Wada and other members of Ukwanshin Kabudan, a performing arts group, will present these topics and others at LooChoo Nu Kwa (Children of LooChoo), a workshop tomorrow at the Jikoen Hongwanji Hall, in Kalihi.

"The Okinawans used music and dance as a connection to pass down oral history," said Wada, one of the event organizers.

The event emphasizes the importance of preserving the Okinawan identity and the traditions of Okinawa Japan's southernmost prefecture that consists of scores of islands. Young Okinawans of Hawai'i is one of the supporters of the workshop.

Presenters will discuss perpetuating the "Ryukyu traditional legacy," said Norman Kaneshiro, another event organizer and member of Ukwanshin Kabudan. "We use 'Ryukyu' instead of 'O-kinawa' to refer to all of the cultural groups that were governed by the Ryukyu kings based in Okinawa.

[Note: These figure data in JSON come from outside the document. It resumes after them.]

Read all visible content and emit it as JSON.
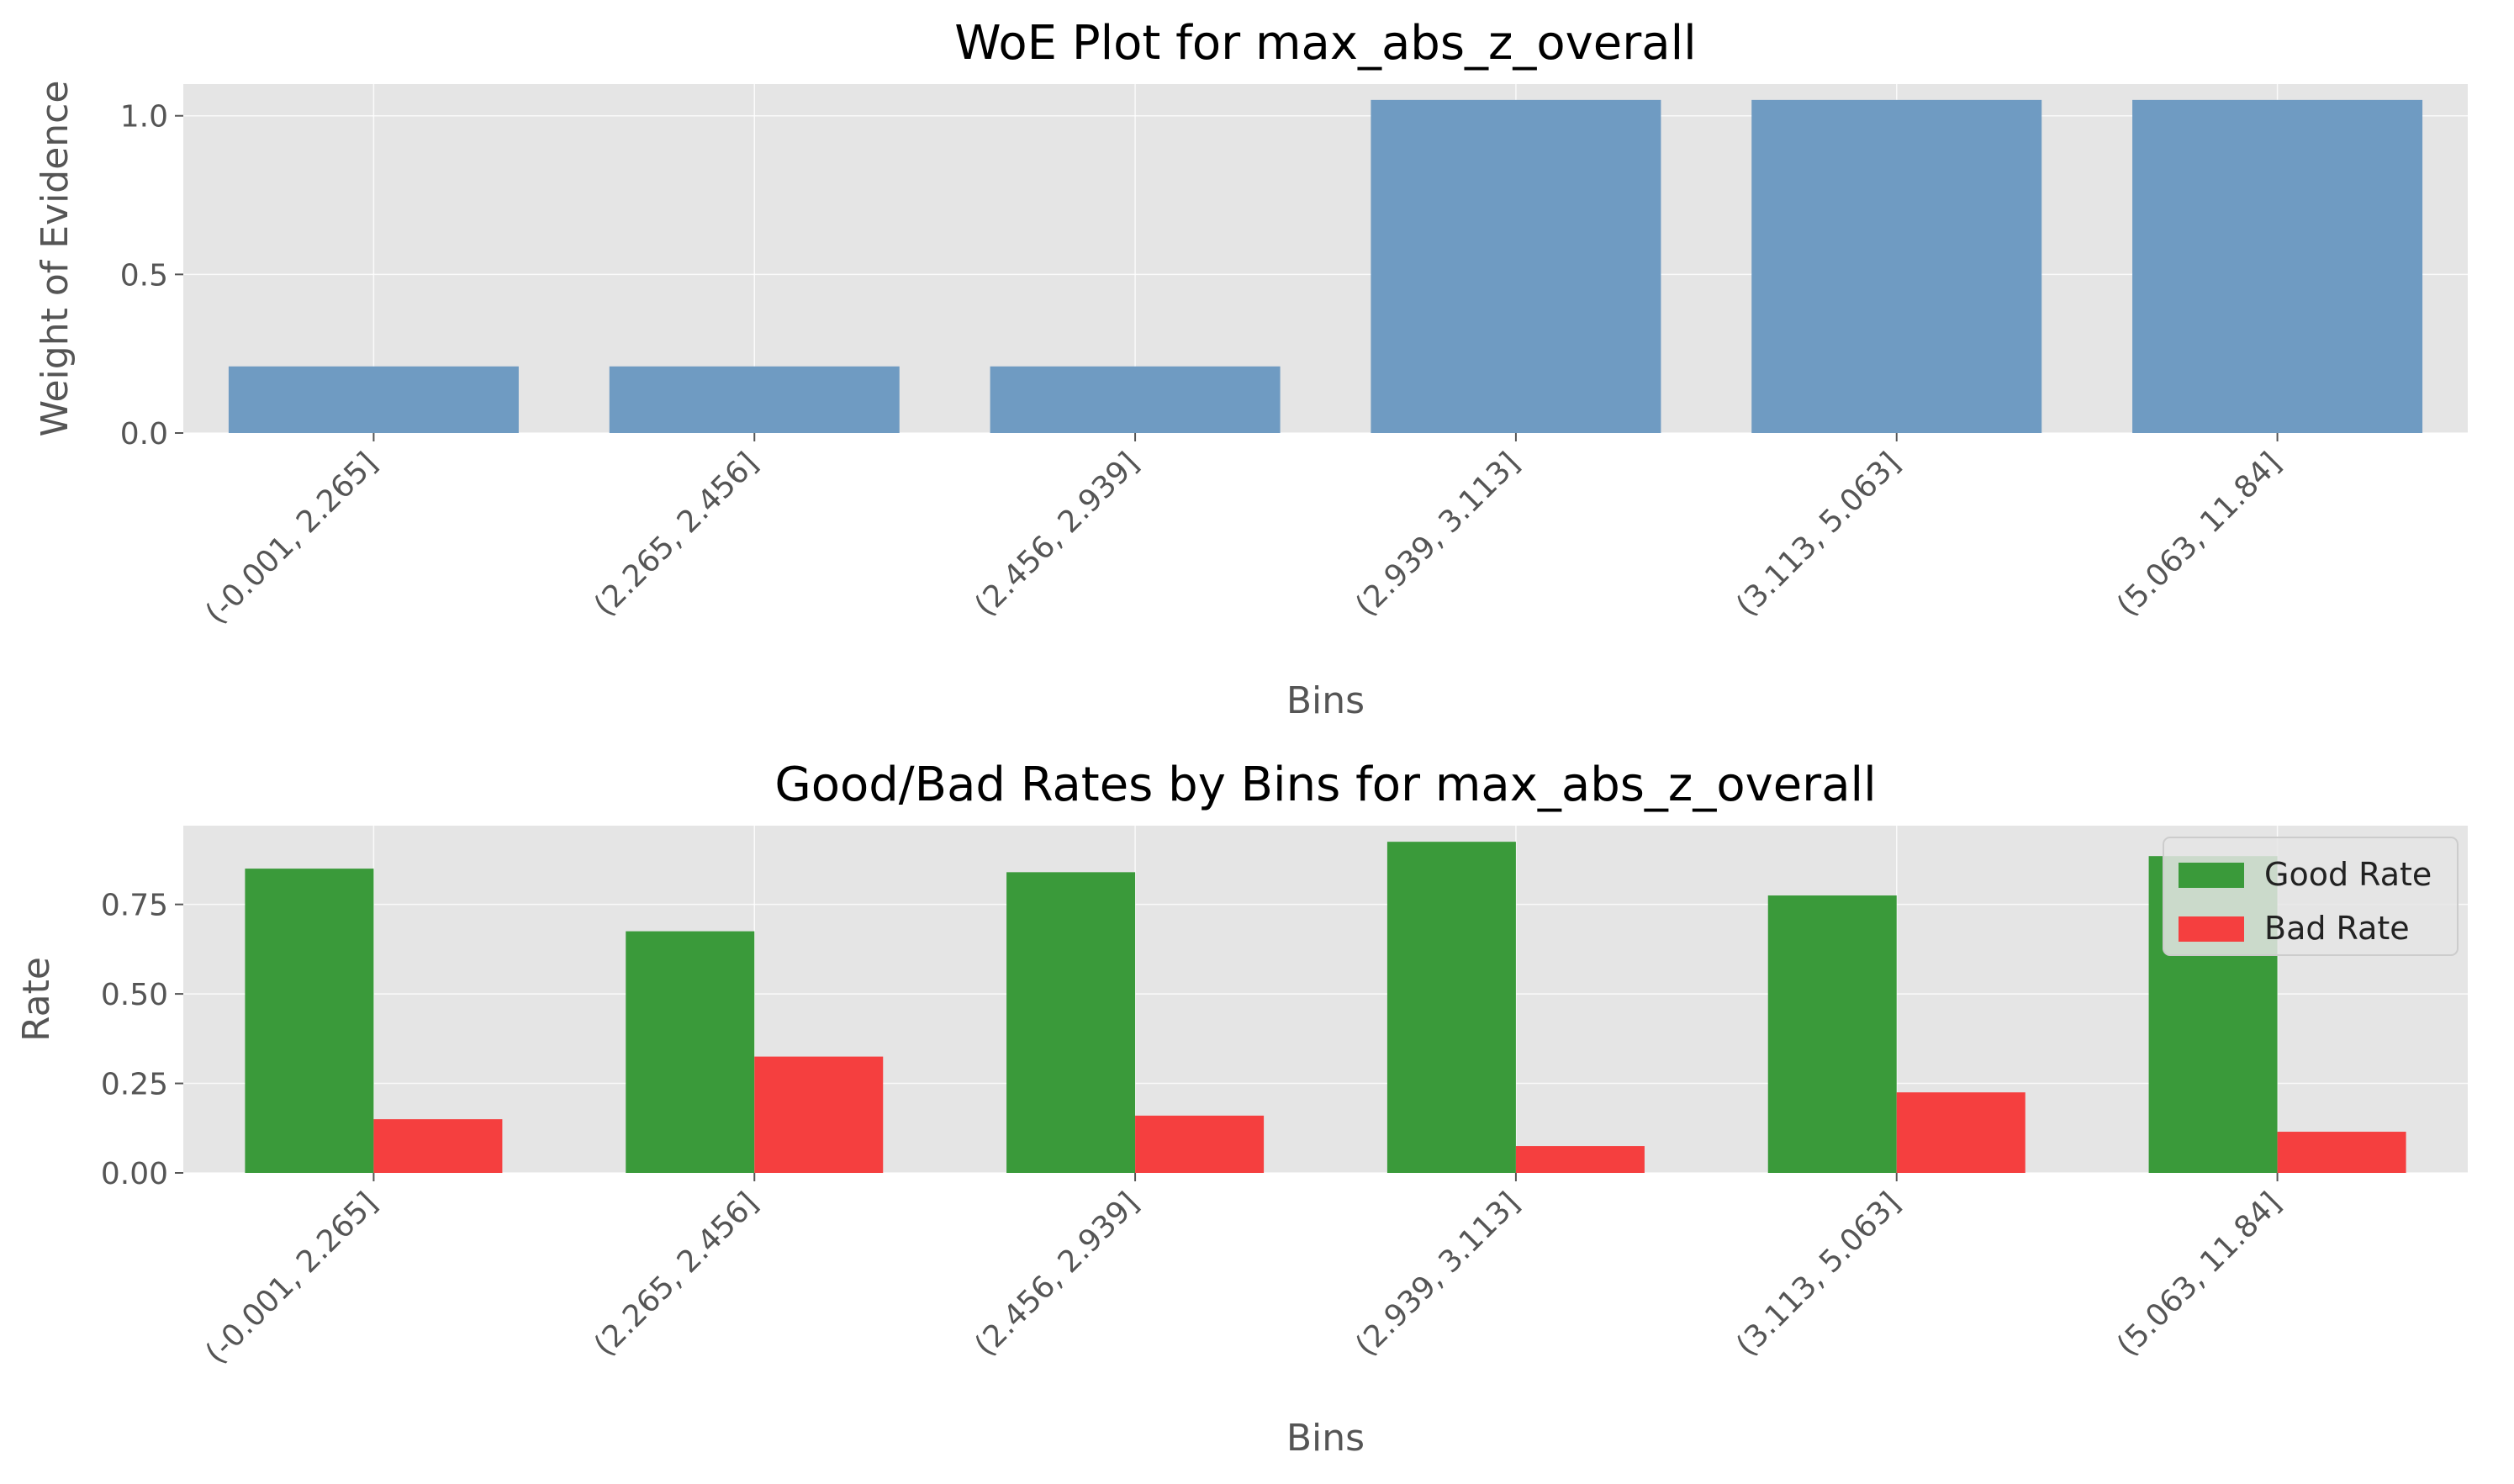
{
  "chart_data": [
    {
      "type": "bar",
      "title": "WoE Plot for max_abs_z_overall",
      "xlabel": "Bins",
      "ylabel": "Weight of Evidence",
      "categories": [
        "(-0.001, 2.265]",
        "(2.265, 2.456]",
        "(2.456, 2.939]",
        "(2.939, 3.113]",
        "(3.113, 5.063]",
        "(5.063, 11.84]"
      ],
      "values": [
        0.21,
        0.21,
        0.21,
        1.05,
        1.05,
        1.05
      ],
      "ylim": [
        0,
        1.1
      ],
      "yticks": [
        "0.0",
        "0.5",
        "1.0"
      ],
      "grid": true,
      "colors": {
        "bar": "#6f9bc2",
        "background": "#e5e5e5",
        "grid": "#ffffff"
      }
    },
    {
      "type": "bar",
      "title": "Good/Bad Rates by Bins for max_abs_z_overall",
      "xlabel": "Bins",
      "ylabel": "Rate",
      "categories": [
        "(-0.001, 2.265]",
        "(2.265, 2.456]",
        "(2.456, 2.939]",
        "(2.939, 3.113]",
        "(3.113, 5.063]",
        "(5.063, 11.84]"
      ],
      "series": [
        {
          "name": "Good Rate",
          "values": [
            0.85,
            0.675,
            0.84,
            0.925,
            0.775,
            0.885
          ],
          "color": "#3a9a3a"
        },
        {
          "name": "Bad Rate",
          "values": [
            0.15,
            0.325,
            0.16,
            0.075,
            0.225,
            0.115
          ],
          "color": "#f53f3f"
        }
      ],
      "ylim": [
        0,
        0.97
      ],
      "yticks": [
        "0.00",
        "0.25",
        "0.50",
        "0.75"
      ],
      "grid": true,
      "legend_position": "top-right",
      "colors": {
        "background": "#e5e5e5",
        "grid": "#ffffff"
      }
    }
  ]
}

"By using this reference, we would like to remind people of Okinawa's royal past, when it was a sovereign nation, and that they are not just an annex of Japan," Kaneshiro said.

The workshop will include a history presentation and panel discussion with Okinawan cultural experts. There will also be demonstrations with traditional dance costumes and instruments, including the sanshin, a three-stringed snakeskincovered lute.

"I think my big concern is that ... we're forgetting about our roots," Wada said. "We need to realize who we are, where we come from and that way, we appreciate other people."

Presenters will discuss similarities shared between Native Hawaiians and Okinawans people of a kingdom overthrown, then subjugated by outside rulers.

"Like any colonized people, or island people, the culture and their identity is very, very vulnerable," Kaneshiro said.

Organizers will also share their experiences from a trip in June to Okinawa, where members of the performing arts group met with Okinawan elders.

"We realized when we went there that that generation that connects us to the past ... (is) going to be gone within the next few decades," Wada said. "And if we don't do something to preserve (the traditions), ... Okinawa is going to be gone and it's only going to (exist) in name."

The workshop is so much more than a lesson on history and culture, Kaneshiro added.

"I hope that (participants) walk away with a stronger sense of self and what they need to do to contribute to the world," he said.

Organizers welcome anyone interested in learning more about the history and traditions of Okinawa.